Toward a Labor Party

Moreover, a political movement built solely around the war is incapable of unifying the various forces of discontent within American society. On the contrary, the necessary support given to the suppression of the American working class by establishment "doves" Wayne Morse is a leading Congressional advocate of government strike-breaking while the liberal establishment, including King, unanimously supported the bloody suppression of the ghetto risings—is a major obstacle to building a mass anti-war movement. Only such a revolutionary Labor Party, projecting a long-term struggle in the interest of the working masses, represents the kind of qualitative political change needed to create a serious break with the traditional parties and counter the political apathy of most workers. With the widespread discontent over the war, the rising militancy and restiveness in the labor movement, and the explosiveness of the black ghettos, the prospect for initiating such a party is better now than at any time in the last twenty years.

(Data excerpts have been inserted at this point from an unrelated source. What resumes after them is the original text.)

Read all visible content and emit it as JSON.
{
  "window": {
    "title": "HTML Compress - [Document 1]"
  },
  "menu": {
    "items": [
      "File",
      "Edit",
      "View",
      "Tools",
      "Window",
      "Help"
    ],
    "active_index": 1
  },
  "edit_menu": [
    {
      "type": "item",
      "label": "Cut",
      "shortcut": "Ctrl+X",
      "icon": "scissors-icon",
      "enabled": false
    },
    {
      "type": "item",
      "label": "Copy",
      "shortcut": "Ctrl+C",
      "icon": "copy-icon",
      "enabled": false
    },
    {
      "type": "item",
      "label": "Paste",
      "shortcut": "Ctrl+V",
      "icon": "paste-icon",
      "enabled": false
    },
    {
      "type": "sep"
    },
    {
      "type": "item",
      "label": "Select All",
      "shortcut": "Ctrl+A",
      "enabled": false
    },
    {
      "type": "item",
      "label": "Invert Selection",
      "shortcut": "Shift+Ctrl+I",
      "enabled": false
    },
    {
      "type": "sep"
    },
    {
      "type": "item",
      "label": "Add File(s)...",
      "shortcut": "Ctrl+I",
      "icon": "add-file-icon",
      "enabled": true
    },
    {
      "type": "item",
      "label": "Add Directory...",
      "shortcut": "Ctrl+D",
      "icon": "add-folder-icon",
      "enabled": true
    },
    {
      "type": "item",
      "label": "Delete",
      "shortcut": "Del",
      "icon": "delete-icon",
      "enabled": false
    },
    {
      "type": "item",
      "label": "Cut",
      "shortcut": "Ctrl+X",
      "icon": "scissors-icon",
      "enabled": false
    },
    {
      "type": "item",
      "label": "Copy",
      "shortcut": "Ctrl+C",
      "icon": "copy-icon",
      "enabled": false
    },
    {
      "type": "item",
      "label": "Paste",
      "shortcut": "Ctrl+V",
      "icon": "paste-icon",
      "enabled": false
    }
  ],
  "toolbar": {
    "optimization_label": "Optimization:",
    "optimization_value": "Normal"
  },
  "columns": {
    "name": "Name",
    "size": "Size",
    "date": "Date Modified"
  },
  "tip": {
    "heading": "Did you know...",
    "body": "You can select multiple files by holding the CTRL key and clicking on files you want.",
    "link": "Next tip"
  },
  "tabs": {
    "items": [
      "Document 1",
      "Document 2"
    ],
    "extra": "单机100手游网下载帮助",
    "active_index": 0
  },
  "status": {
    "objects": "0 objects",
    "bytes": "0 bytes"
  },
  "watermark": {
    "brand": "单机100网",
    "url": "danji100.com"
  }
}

The anti-war movement can force Johnson to withdraw U.S. troops only if he is more afraid of it than of the victory of the Vietnamese Revolution. No demonstration, however effective and militant, can do this. Only a movement capable of taking state power can. The anti-war movement has no future except as a force for building a party of revolutionary change.

The Vietnamese War has opened many people's eyes to the horrors and injustices inherent in the mainstream of American politics. Nothing short of a fundamental change in the class axis of those politics will eliminate, these injustices.